I first knew Nearing through correspondence many years ago when I wrote to him about a problem which had arisen in connection with my own work as a rhododendron breeder. Back came a long reply so clear, so accurate and so comprehensive that I realized at once it could only have been written by a man of extraordinary generosity and competence. And so he proved to be, over and over again, when we later met and became friends.
The stories about him are legion. A traveling companion with whom he was touring England tells with affectionate humor of their first morning as roommates, when he was awakened in the foggy dawn to an icy gale blowing through the wide-open windows and Nearing enthusiastically hopping around the bedroom on his haunches, flinging out his legs rhythmically in a first-rate performance of the traditional Russian Cossack dance. The subsequent repertoire must have been entertaining because they stayed together as roommates for the remainder of the trip through England.
When Nearing first called at the nursery of the well-known rhododendron hybridist, Joseph Gable, he walked up to Gable and without a word of greeting or identification launched a barrage of questions about rhododendrons that stunned the unsuspecting host. Such a vigorous discussion developed that it was not until much later that Gable had any idea that his caller was Guy Nearing. It was a typical Nearing gambit, the intense concentration on the purpose of his visit having completely eliminated from his mind any frivolous distractions. The two men became fast friends, sharing seeds and helping each other in every possible way in their hybridizing programs.

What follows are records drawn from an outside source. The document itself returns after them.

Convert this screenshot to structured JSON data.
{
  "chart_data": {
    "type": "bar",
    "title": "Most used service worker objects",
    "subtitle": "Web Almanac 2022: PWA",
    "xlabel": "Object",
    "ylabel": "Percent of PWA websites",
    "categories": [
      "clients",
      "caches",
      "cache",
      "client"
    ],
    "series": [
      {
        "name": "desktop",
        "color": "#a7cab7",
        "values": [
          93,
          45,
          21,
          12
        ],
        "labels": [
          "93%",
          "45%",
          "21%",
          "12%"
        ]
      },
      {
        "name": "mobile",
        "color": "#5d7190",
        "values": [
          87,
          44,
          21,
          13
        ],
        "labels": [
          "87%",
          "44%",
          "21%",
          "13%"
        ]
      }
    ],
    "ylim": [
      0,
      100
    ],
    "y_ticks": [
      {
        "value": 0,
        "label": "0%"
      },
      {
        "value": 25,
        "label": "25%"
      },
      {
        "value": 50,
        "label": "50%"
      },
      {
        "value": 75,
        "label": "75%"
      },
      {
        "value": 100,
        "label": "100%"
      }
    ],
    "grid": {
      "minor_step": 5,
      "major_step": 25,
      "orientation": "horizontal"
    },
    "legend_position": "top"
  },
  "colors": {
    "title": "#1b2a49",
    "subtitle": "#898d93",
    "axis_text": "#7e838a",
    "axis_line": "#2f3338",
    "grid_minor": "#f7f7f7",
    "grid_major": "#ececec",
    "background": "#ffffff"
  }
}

Gardeners everywhere sadly ponder what might have been whenever they think of the few Nearing hybrids that escaped the 1945 flood. The survivors that did finally come on the market are universally admired: 'Ramapo' and 'Purple Gem', the first "blue"-flowered dwarfs to capture in hardy form the charms of the alpine species from the mountain passes of Asia; the delightful pink-and-white 'Windbeam' and 'Wyanokie', two more valuable additions to the small list of dwarf rhododendrons available to meet modern landscaping needs in cold climates; and the Guyencourt series: 'Brandywine', 'Chesapeake', 'Delaware', 'Hockessin', 'Lenape', and 'Montchanin', small-leaved hybrids not over two feet tall ranging in flower color from white through pale yellow to rose. 'Rochelle' is probably the best known of his large leaved hybrids. Rhododendron hobbyists fervently hope that Nearing's productions toward the end of his hybridizing efforts, few yet distributed, will equal those of the 1935-45 period.

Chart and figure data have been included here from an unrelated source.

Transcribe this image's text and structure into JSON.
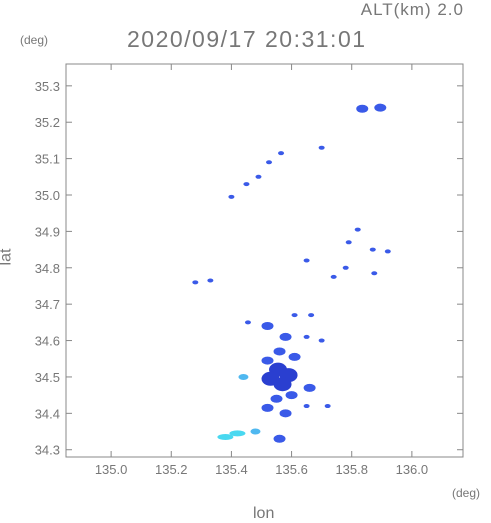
{
  "header": {
    "altitude": "ALT(km) 2.0",
    "timestamp": "2020/09/17 20:31:01"
  },
  "chart_data": {
    "type": "scatter",
    "title": "2020/09/17 20:31:01",
    "subtitle": "ALT(km) 2.0",
    "xlabel": "lon",
    "ylabel": "lat",
    "x_unit": "(deg)",
    "y_unit": "(deg)",
    "xlim": [
      134.85,
      136.17
    ],
    "ylim": [
      34.28,
      35.36
    ],
    "x_ticks": [
      135.0,
      135.2,
      135.4,
      135.6,
      135.8,
      136.0
    ],
    "x_tick_labels": [
      "135.0",
      "135.2",
      "135.4",
      "135.6",
      "135.8",
      "136.0"
    ],
    "y_ticks": [
      34.3,
      34.4,
      34.5,
      34.6,
      34.7,
      34.8,
      34.9,
      35.0,
      35.1,
      35.2,
      35.3
    ],
    "y_tick_labels": [
      "34.3",
      "34.4",
      "34.5",
      "34.6",
      "34.7",
      "34.8",
      "34.9",
      "35.0",
      "35.1",
      "35.2",
      "35.3"
    ],
    "grid": false,
    "colors": {
      "echo_main": "#3a5ae8",
      "echo_dark": "#2a3fd0",
      "echo_light": "#4fb8f0",
      "echo_cyan": "#49d8f0"
    },
    "series": [
      {
        "values": [
          {
            "lon": 135.835,
            "lat": 35.237,
            "intensity": "medium"
          },
          {
            "lon": 135.895,
            "lat": 35.24,
            "intensity": "medium"
          },
          {
            "lon": 135.7,
            "lat": 35.13,
            "intensity": "weak"
          },
          {
            "lon": 135.565,
            "lat": 35.115,
            "intensity": "weak"
          },
          {
            "lon": 135.525,
            "lat": 35.09,
            "intensity": "weak"
          },
          {
            "lon": 135.49,
            "lat": 35.05,
            "intensity": "weak"
          },
          {
            "lon": 135.45,
            "lat": 35.03,
            "intensity": "weak"
          },
          {
            "lon": 135.4,
            "lat": 34.995,
            "intensity": "weak"
          },
          {
            "lon": 135.65,
            "lat": 34.82,
            "intensity": "weak"
          },
          {
            "lon": 135.79,
            "lat": 34.87,
            "intensity": "weak"
          },
          {
            "lon": 135.82,
            "lat": 34.905,
            "intensity": "weak"
          },
          {
            "lon": 135.87,
            "lat": 34.85,
            "intensity": "weak"
          },
          {
            "lon": 135.92,
            "lat": 34.845,
            "intensity": "weak"
          },
          {
            "lon": 135.78,
            "lat": 34.8,
            "intensity": "weak"
          },
          {
            "lon": 135.74,
            "lat": 34.775,
            "intensity": "weak"
          },
          {
            "lon": 135.875,
            "lat": 34.785,
            "intensity": "weak"
          },
          {
            "lon": 135.33,
            "lat": 34.765,
            "intensity": "weak"
          },
          {
            "lon": 135.28,
            "lat": 34.76,
            "intensity": "weak"
          },
          {
            "lon": 135.665,
            "lat": 34.67,
            "intensity": "weak"
          },
          {
            "lon": 135.61,
            "lat": 34.67,
            "intensity": "weak"
          },
          {
            "lon": 135.455,
            "lat": 34.65,
            "intensity": "weak"
          },
          {
            "lon": 135.52,
            "lat": 34.64,
            "intensity": "medium"
          },
          {
            "lon": 135.58,
            "lat": 34.61,
            "intensity": "medium"
          },
          {
            "lon": 135.65,
            "lat": 34.61,
            "intensity": "weak"
          },
          {
            "lon": 135.7,
            "lat": 34.6,
            "intensity": "weak"
          },
          {
            "lon": 135.56,
            "lat": 34.57,
            "intensity": "medium"
          },
          {
            "lon": 135.61,
            "lat": 34.555,
            "intensity": "medium"
          },
          {
            "lon": 135.52,
            "lat": 34.545,
            "intensity": "medium"
          },
          {
            "lon": 135.555,
            "lat": 34.52,
            "intensity": "strong"
          },
          {
            "lon": 135.59,
            "lat": 34.505,
            "intensity": "strong"
          },
          {
            "lon": 135.53,
            "lat": 34.495,
            "intensity": "strong"
          },
          {
            "lon": 135.57,
            "lat": 34.48,
            "intensity": "strong"
          },
          {
            "lon": 135.44,
            "lat": 34.5,
            "intensity": "light"
          },
          {
            "lon": 135.66,
            "lat": 34.47,
            "intensity": "medium"
          },
          {
            "lon": 135.6,
            "lat": 34.45,
            "intensity": "medium"
          },
          {
            "lon": 135.55,
            "lat": 34.44,
            "intensity": "medium"
          },
          {
            "lon": 135.52,
            "lat": 34.415,
            "intensity": "medium"
          },
          {
            "lon": 135.58,
            "lat": 34.4,
            "intensity": "medium"
          },
          {
            "lon": 135.65,
            "lat": 34.42,
            "intensity": "weak"
          },
          {
            "lon": 135.72,
            "lat": 34.42,
            "intensity": "weak"
          },
          {
            "lon": 135.48,
            "lat": 34.35,
            "intensity": "light"
          },
          {
            "lon": 135.42,
            "lat": 34.345,
            "intensity": "cyan"
          },
          {
            "lon": 135.38,
            "lat": 34.335,
            "intensity": "cyan"
          },
          {
            "lon": 135.56,
            "lat": 34.33,
            "intensity": "medium"
          }
        ]
      }
    ]
  }
}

Through the years I have continued to learn of new and surprising facets of this remarkable man: that he was a chess master; that he published five volumes of verse; that he learned Braille against the possibility that he might eventually lose his remaining sight; that he was an accomplished artisan as a blacksmith in ornamental iron. Lecturer and author of innumerable botanical articles, artist and scientist, theorist and practical nurseryman, his life was a vivid demonstration that the Renaissance ideal of the complete man had not vanished in the Age of Specialization.
A star-crossed figure to the end, the fates dealt him a final blow at the finish of his active career in horticulture when his home was utterly destroyed by fire. Even so, he triumphed yet again over this last cruel calamity, in a sense. He had given to me and to others the codes for his plants and crosses, and had established a regime with a group of New Jersey hobbyists to preserve and distribute the best of his hybrids and species forms. He was the embodiment of proof that courage and determination can produce, despite all obstacles, a lifetime of lustrous accomplishments.